Write Team: Sharing Easter thoughts

I just received a message in a bottle. Think what that means: The message comes from long ago and from a distant place. It suggests, as well, that I am now remote from the civilization that sent the message.

It arrived in a 1951 book, “The Serenity Prayer,” by Elisabeth Sifton, the daughter of the eminent American theologian and intellectual, the late Reinhold Niebuhr. The book gives an intimate, personal view of the life and times of Niebuhr and his colleagues, a host of intellectuals representing many faiths and no faiths, all committed to peace and to absolute human equality, world without end.

Many years ago, one of my students asked me what 10 books I would take with me if I were to be marooned on an island for a long period of time. Among the books I chose were three by Reinhold Niebuhr – “Beyond Tragedy,” “The Children of Light and the Children of Darkness” and “The Irony of American History” – as well as books by Niebuhr’s friends and associates: Paul Tillich, “The Dynamics of Faith”; Abraham Heschel, “The Wisdom of Heschel”; and Dietrich Bonhoeffer, “Letters from Prison and Other Essays.”

I was impressed then with the brilliance of insights and subtlety of wisdom, which moved people to write so significantly from the tragic depths of World War II. What I did not know until I read Sifton’s book was that these people, writing so powerfully and influencing me so intimately in those years, were colleagues in their visions and labors. And, of course, by aligning myself with them, as I did as teacher and as community leader, I labored alongside them toward their lofty goals for people of all nations, all faiths and all cultures. I continue in that labor.

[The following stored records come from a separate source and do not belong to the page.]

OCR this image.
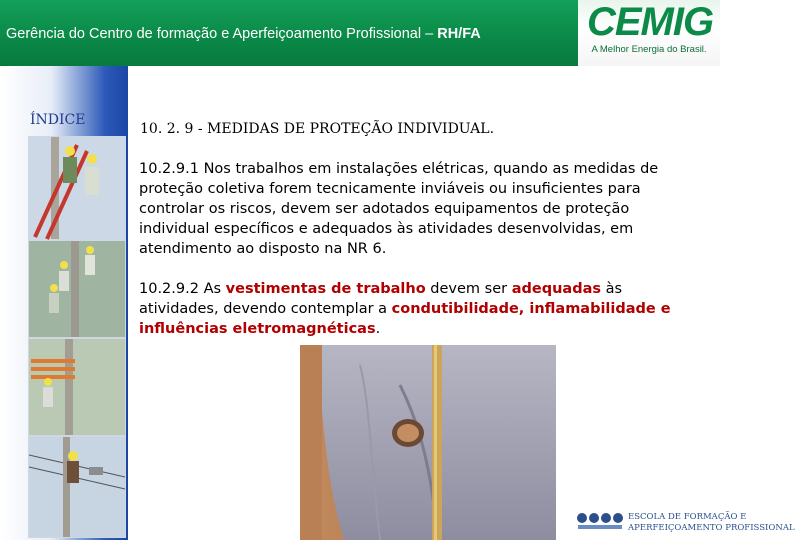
Gerência do Centro de formação e Aperfeiçoamento Profissional – RH/FA	CEMIG
A Melhor Energia do Brasil.
ÍNDICE
10. 2. 9 - MEDIDAS DE PROTEÇÃO INDIVIDUAL.
10.2.9.1 Nos trabalhos em instalações elétricas, quando as medidas de proteção coletiva forem tecnicamente inviáveis ou insuficientes para controlar os riscos, devem ser adotados equipamentos de proteção individual específicos e adequados às atividades desenvolvidas, em atendimento ao disposto na NR 6.
10.2.9.2 As vestimentas de trabalho devem ser adequadas às atividades, devendo contemplar a condutibilidade, inflamabilidade e influências eletromagnéticas.
ESCOLA DE FORMAÇÃO E
APERFEIÇOAMENTO PROFISSIONAL
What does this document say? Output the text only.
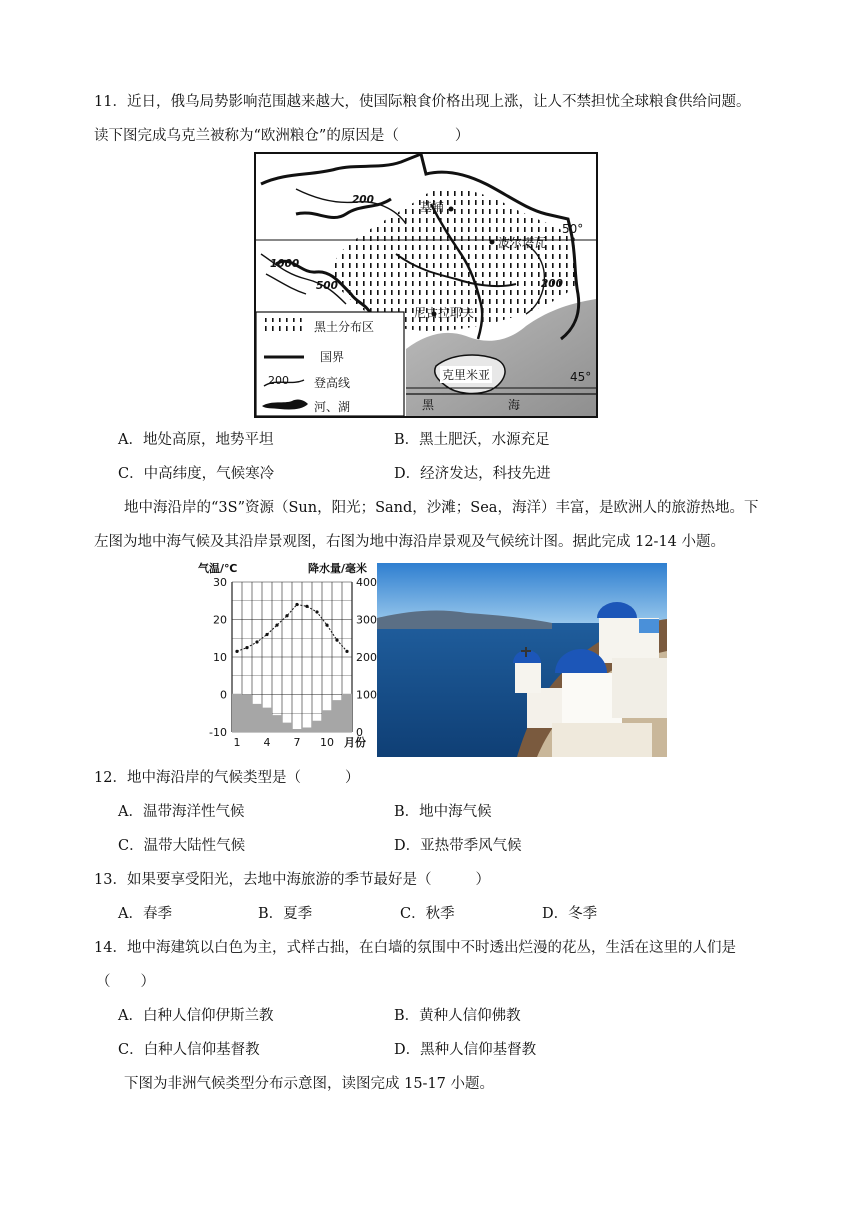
11．近日，俄乌局势影响范围越来越大，使国际粮食价格出现上涨，让人不禁担忧全球粮食供给问题。
读下图完成乌克兰被称为“欧洲粮仓”的原因是（	）
基辅
波尔塔瓦
尼古拉耶夫
克里米亚
黑	海
200
1000
500	200
50°
45°
黑土分布区
国界
200 登高线
河、湖
A．地处高原，地势平坦	B．黑土肥沃，水源充足
C．中高纬度，气候寒冷	D．经济发达，科技先进
地中海沿岸的“3S”资源（Sun，阳光；Sand，沙滩；Sea，海洋）丰富，是欧洲人的旅游热地。下
左图为地中海气候及其沿岸景观图，右图为地中海沿岸景观及气候统计图。据此完成 12-14 小题。
30
20
10
0
-10
400
300
200
100
0
1 4 7 10 月份
气温/℃	降水量/毫米
12．地中海沿岸的气候类型是（	）
A．温带海洋性气候	B．地中海气候
C．温带大陆性气候	D．亚热带季风气候
13．如果要享受阳光，去地中海旅游的季节最好是（	）
A．春季	B．夏季	C．秋季	D．冬季
14．地中海建筑以白色为主，式样古拙，在白墙的氛围中不时透出烂漫的花丛，生活在这里的人们是
（ ）
A．白种人信仰伊斯兰教	B．黄种人信仰佛教
C．白种人信仰基督教	D．黑种人信仰基督教
下图为非洲气候类型分布示意图，读图完成 15-17 小题。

Thus, when Sifton writes of her family’s friendship with Felix Frankfurter and, later, with Abraham Heschel, I know, first-hand, of which she speaks. I know, as her father did, that we shall have world peace only when friendships, flowing from a sense of absolute equality - no matter what one’s faith is, or is not, bring us to a fellowship of kindred spirits greater than any singular religious perspective can ever achieve.

What is the manifestation of this encompassing, magnanimous disposition toward all of God’s children? For Niebuhr, it was his public addresses and his written prayers. The title of Sifton’s book, in fact, is the title of Niebuhr’s greatest prayer, the “Serenity Prayer,” which he wrote in 1943, at the height of fear and dread during World War II and read for the first time in a small church in Heath, Massachusetts, the summer home of Niebuhr and many of his colleagues. The book focuses on the circumstances, international and personal, which brought forth this marvelous evocation to divinity - to humanity.

A commitment of faith, biblical in language and universal in intent, the “Serenity Prayer” is a reminder, in these uncertain days, of responsibilities so important, so urgent, that we neglect them with awesome consequence for humankind. A distillation of ancient wisdom, Niebuhr’s prayer is the essence of the message in the bottle:

God, give us grace

to accept with serenity

the things that cannot be changed,

courage to change the things

that should be changed,

and the wisdom to distinguish

the one from the other.

Robert Cotner lives in Seneca and has a passion for writing. He is engaged in social and church activities and a heavy schedule of reading. He is a former English teacher and founder of a monthly literary journal, among other endeavors.